Ten tijde van Jezus en het NT
In de eerste eeuw nC zijn de verhoudingen tussen de bewoners van Samaria en de andere delen van het land (Galilea en Judea) ronduit vijandig. De Samaritanen voelden zich tweederangsburgers en zo werden ze ook behandeld.
- In Joh 8: 48 wordt Jezus door zijn vijanden voor Samaritaan uitgemaakt, kennelijk is dat een scheldwoord dat op één lijn staat met 'gek' of 'bezeten'.
- Een pelgrim uit Galilea ging op zijn reis naar Jeruzalem niet door Samaria, maar stak de Jordaan twee keer over, in het Noorden bij Enon en Salim, en in het Zuiden bij Jericho. Zo kon hij Samaria letterlijk en figuurlijk links laten liggen.
Mat en Mc
Dat vertelt Mattheüs ook over Jezus (Mat 19: 1). Jezus reist langs de oostkant van de rivier, door het overjordaanse om bij Jericho weer de Jordaan over (Mat 20: 29) te steken en op te gaan naar het hoger gelegen Jeruzalem. In Mat 10: 5 geeft hij zijn discipelen de raad om niet door Samaria te reizen en noemt het in één adem met heidenen.
Bij Marcus vinden we iets vergelijkbaars: Mc 10: 1 (overjordaanse), Mc 10: 46 (Jericho)
Luc en Hnd
Lucas heeft van 9: 51 tot 19: 27 het bericht van Jezus' reis naar Jeruzalem. Het is niet goed duidelijk welke route daarbij hoort.
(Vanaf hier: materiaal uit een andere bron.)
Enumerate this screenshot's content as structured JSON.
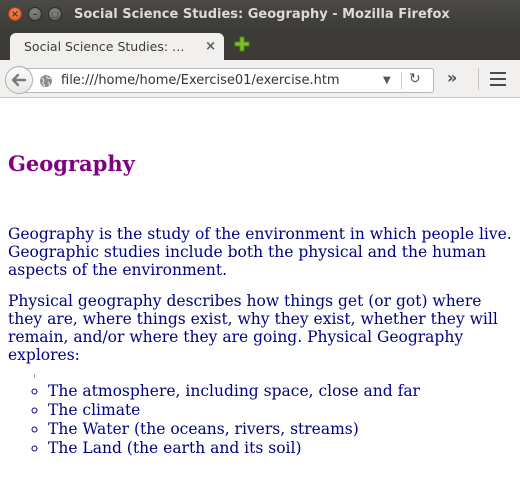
{
  "window": {
    "title": "Social Science Studies: Geography - Mozilla Firefox"
  },
  "tabs": [
    {
      "label": "Social Science Studies: Geography",
      "close_label": "×",
      "active": true
    }
  ],
  "navbar": {
    "url": "file:///home/home/Exercise01/exercise.htm",
    "overflow_label": "»"
  },
  "page": {
    "heading": "Geography",
    "paragraphs": [
      "Geography is the study of the environment in which people live. Geographic studies include both the physical and the human aspects of the environment.",
      "Physical geography describes how things get (or got) where they are, where things exist, why they exist, whether they will remain, and/or where they are going. Physical Geography explores:"
    ],
    "list_items": [
      "The atmosphere, including space, close and far",
      "The climate",
      "The Water (the oceans, rivers, streams)",
      "The Land (the earth and its soil)"
    ]
  },
  "colors": {
    "heading": "#800080",
    "body_text": "#000080",
    "titlebar": "#3c3b37",
    "close_button": "#e2561e"
  },
  "icons": [
    "close-icon",
    "minimize-icon",
    "maximize-icon",
    "new-tab-icon",
    "back-arrow-icon",
    "globe-icon",
    "dropdown-icon",
    "reload-icon",
    "hamburger-menu-icon"
  ]
}
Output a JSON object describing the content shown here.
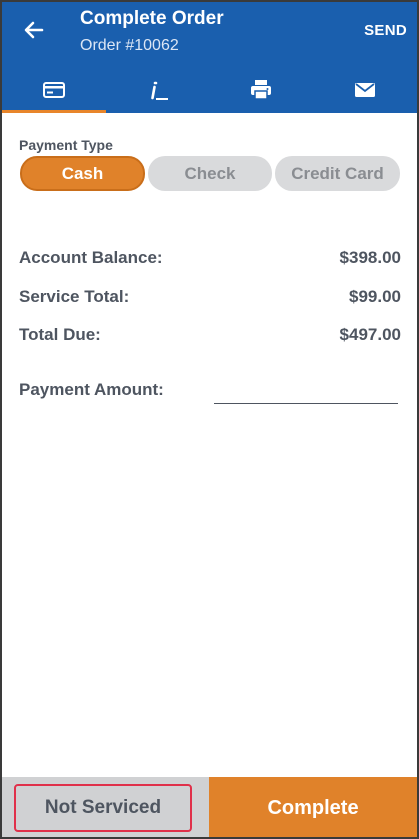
{
  "header": {
    "title": "Complete Order",
    "subtitle": "Order #10062",
    "send_label": "SEND"
  },
  "tabs": [
    {
      "icon": "payment-card-icon",
      "active": true
    },
    {
      "icon": "signature-icon",
      "active": false
    },
    {
      "icon": "printer-icon",
      "active": false
    },
    {
      "icon": "envelope-icon",
      "active": false
    }
  ],
  "payment": {
    "type_label": "Payment Type",
    "options": [
      "Cash",
      "Check",
      "Credit Card"
    ],
    "selected": "Cash"
  },
  "summary": {
    "account_balance_label": "Account Balance:",
    "account_balance_value": "$398.00",
    "service_total_label": "Service Total:",
    "service_total_value": "$99.00",
    "total_due_label": "Total Due:",
    "total_due_value": "$497.00"
  },
  "payment_amount": {
    "label": "Payment Amount:",
    "value": "",
    "placeholder": ""
  },
  "footer": {
    "not_serviced_label": "Not Serviced",
    "complete_label": "Complete"
  },
  "colors": {
    "appbar": "#1a5fae",
    "accent": "#e0822a",
    "highlight_border": "#e0304a"
  }
}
De aanduidingen zijn te spaarzaam om dat vast te kunnen stellen.
De Samaritanen komen er in dit evangelie goed af.
- Als Jezus door Samaria wil reizen, is hij in een of ander dorpje niet welkom vertelt Luc 9: 52-56. Jezus reist vervolgens door naar een ander dorp waar hij wel welkom is.
- In de gelijkenis (Luc 10: 25 - 37) van de barmhartige Samaritaan is deze de voorbeeldige figuur itt priester en Leviet.
- In Luc 17: 11 - 19 geneest Jezus tien melaatsen, slechts één komt terug om Jezus te danken en God te eren. Dat was een Samaritaan, merkt Lucas op. De andere negen kennelijk niet.
- Luc 17: 11 zegt dat Jezus weliswaar niet door Samaria reisde als hij naar Jeruzalem gaat, maar wel door de grensstreek.
Mogelijk stelt Luc de verhouding Jezus - Samaritanen vrij gunstig voor, om de lezer erop voor te bereiden dat het evangelie via Judea en Samaria de uiteinden van de aarde zal bereiken (Hnd 1: 8). In Hnd 8 doet het evangelie Samaria aan.
Johannes
Bij Johannes is Samaria het decor voor het gesprek met de Samaritaanse vrouw (Joh 4). Het gevoel tweederangs burger te zijn laat ze duidelijk merken ‘Hoe kunt U, als Jood, mij om drinken vragen? Ik ben immers een Samaritaanse!’ Joden gaan namelijk niet met Samaritanen om, verduidelijkt de evangelist nog (Joh 4: 9). Jezus doorbreekt haar verwachtingspatroon. Op het eind is zij en een deel van haar dorpsgenoten tot geloof gekomen (Joh 4: 39).